TESSA DOOMS | Coalitions are about hard work, shared interests for the nation

Multi-party governments unstable because of factions in parties

The City of Johannesburg chambers has given South Africans a glimpse into how coaltions would work at national and provincial levels and it sure has been a bumpy ride.
The City of Johannesburg chambers has given South Africans a glimpse into how coaltions would work at national and provincial levels and it sure has been a bumpy ride. (Misha Jordaan)

One of the most basic skills in politics is the ability to build coalitions. Politics is not a single-player sport. Even in a context where political contestations allow for people to be directly elected as individuals, an individual cannot elect themselves.

They must formally or informally coalesce with other people in society around a vision that makes them electable by masses of people. Building strong coalitions is not simply a matter of convenience. It requires an aligning of people’s ideas and interests with a common aspiration and a clear goal. The 2021 local government elections signalled important shifts in SA politics away from politics that centres on one or two big parties, to politics that is devolved and voters who want more in exchange for their votes than slogans and unfulfilled promises.

With only 12-million, out of a possible 40-million, voters showing up to cast their votes in November 2021, it is clear that political actors are struggling to connect with voters enough to build a shared sense of belief in their visions and plans for governance. Even with a record 325 parties and thousands of independent candidates to choose from, voters clearly do not feel party to the aspirations and goals of the people who seek to hold political office. Instead of showing strong support for particular parties, even the voters who did show up delivered 66 hung councils across the country.

Many voters feel alienated from politics. They see the political realm as something that concerns those seeking political office or who join parties. Politicians seem to be failing at building coalitions on shared interests within society at large.

With parties rife with factionalism and in-fighting, it seems parties are barely able to build strong intra-party coalitions. It thus should be no surprise that multiparty coalitions in local government are unstable. This is not because coalitions inherently do not work, but because coalition building requires work. When political actors fail at building coalitions, they are failing to execute fundamental skills in politics; the abilities to persuade, negotiate and put the shared interests ahead of their individual pursuits.

Since 2016, when many of the metros first became coalition governments, we have seen parties and individuals destabilise coalition governments through power struggles for positions and bargaining chips to be leveraged for unrelated political gain.

Who can forget the revolving door of mayors in Nelson Mandela Bay between 2016 and 2021 as single councillors from the UDM and the Patriotic Alliance became influential kingmakers and were swayed to change allegiances in votes for or against mayors and speakers of council?
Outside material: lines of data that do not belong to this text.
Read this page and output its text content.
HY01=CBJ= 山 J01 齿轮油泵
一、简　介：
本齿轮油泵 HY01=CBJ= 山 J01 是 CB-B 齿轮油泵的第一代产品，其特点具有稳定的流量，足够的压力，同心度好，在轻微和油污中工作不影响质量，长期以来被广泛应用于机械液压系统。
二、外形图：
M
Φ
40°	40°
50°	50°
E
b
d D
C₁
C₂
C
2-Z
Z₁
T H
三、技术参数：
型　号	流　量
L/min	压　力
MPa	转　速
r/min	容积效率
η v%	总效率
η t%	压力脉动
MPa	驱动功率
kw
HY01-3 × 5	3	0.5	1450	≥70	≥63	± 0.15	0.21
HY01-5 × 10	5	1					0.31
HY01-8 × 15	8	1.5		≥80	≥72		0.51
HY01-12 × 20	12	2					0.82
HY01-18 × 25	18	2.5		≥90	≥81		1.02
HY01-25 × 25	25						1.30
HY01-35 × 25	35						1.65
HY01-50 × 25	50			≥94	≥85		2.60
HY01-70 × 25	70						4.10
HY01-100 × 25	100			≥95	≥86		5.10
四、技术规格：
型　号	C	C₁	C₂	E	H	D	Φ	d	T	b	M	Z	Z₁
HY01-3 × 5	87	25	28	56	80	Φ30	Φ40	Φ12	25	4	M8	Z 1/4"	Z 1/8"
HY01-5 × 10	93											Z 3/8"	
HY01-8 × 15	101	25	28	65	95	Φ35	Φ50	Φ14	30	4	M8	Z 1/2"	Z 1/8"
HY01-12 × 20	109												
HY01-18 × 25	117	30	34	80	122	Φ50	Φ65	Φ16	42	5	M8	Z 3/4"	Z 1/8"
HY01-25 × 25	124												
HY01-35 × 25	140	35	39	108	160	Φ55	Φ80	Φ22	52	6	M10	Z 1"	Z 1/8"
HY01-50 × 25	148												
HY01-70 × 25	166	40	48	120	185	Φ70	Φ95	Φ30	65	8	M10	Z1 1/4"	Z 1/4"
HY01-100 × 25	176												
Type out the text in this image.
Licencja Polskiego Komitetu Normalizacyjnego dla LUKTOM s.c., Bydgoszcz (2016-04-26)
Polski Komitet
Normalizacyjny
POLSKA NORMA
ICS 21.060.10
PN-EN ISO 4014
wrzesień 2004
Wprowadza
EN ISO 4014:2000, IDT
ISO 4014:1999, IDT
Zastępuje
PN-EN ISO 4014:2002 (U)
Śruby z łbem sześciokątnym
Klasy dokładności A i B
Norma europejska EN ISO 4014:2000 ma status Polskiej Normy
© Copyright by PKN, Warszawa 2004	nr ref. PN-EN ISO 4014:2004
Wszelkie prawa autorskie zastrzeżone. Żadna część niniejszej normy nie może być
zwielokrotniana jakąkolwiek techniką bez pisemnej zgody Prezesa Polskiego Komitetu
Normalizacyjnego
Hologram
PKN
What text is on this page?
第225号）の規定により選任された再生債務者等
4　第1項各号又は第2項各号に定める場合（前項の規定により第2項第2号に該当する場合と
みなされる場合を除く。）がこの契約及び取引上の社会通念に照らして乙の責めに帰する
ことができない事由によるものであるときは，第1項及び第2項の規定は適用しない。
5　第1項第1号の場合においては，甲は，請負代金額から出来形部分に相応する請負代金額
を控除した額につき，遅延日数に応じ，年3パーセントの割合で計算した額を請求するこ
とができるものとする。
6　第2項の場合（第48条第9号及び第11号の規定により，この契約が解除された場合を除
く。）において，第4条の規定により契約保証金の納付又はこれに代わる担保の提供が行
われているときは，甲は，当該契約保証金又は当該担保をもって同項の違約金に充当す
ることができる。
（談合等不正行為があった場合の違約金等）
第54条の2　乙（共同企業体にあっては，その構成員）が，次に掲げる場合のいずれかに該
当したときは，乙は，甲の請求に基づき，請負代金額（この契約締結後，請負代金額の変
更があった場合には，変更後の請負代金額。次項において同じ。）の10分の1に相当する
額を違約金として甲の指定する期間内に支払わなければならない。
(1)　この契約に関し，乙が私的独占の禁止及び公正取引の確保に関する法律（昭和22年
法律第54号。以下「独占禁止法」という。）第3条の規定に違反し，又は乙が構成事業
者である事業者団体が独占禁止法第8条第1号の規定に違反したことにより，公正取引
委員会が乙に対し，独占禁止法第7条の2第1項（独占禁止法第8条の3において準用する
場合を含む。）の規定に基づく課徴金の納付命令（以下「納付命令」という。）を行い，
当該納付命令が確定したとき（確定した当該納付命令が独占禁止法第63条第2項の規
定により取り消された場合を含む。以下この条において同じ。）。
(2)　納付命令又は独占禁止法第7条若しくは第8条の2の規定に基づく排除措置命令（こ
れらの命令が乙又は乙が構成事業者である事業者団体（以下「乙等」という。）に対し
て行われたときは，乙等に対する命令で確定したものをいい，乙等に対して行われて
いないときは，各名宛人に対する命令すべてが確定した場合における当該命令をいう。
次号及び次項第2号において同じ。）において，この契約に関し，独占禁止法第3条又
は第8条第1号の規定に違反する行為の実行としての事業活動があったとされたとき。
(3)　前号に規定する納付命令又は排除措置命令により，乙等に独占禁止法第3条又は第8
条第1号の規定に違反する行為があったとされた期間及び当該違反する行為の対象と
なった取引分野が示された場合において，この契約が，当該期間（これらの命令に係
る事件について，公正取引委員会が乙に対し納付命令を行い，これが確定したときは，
Recently, an ANC-led coalition in Nelson Mandela Bay that relied on a single vote was booted out of power in favour of a DA-led coalition. In Gauteng, the coalition government formed rather haphazardly after the EFF unexpectedly voted with the DA.

Last week, the Johannesburg multiparty coalition were stunned when selected councillors from coalition parties voted with the ANC to oust DA council speaker Vasco da Gama. Rumblings can be heard of a possibility that the EFF is open to supporting the ANC to remove mayors and speakers in Johannesburg, Tshwane and Ekurhuleni.

The instability, and constant shifts in power cause to the effective functioning of governments is undesirable. In a country where voting patterns are signalling that voters are willing to spread power widely, it is important that coalition politics are managed much better, especially in the run-up to the 2024 national and provincial elections.

Coalition governments may be relatively new in SA, but they are common political practice in some of the strongest and most successful democracies in the world. The idea of multiparty coalitions in countries such as Kenya and Nigeria are examples for pre-election coalitions that have delivered stable national governments.

Countries such as Sweden and Germany have had national coalitions governing as a norm, with single party governments only experienced once in each country post-World War 2. After elections these countries allow a period of months to allow elected parties to form coalition agreements that will guide governance for that term of office.

The ability to build and maintain coalitions should be a marker of a party or person's ability to govern. It is easy to govern when everyone agrees, but the work of political leadership is about being trusted to hold space for and manage processes of persuasion, debate and consensus building that rally politicians and society at large around principles, ideas and programmes of action that serve the public good rather than petty partisan politics.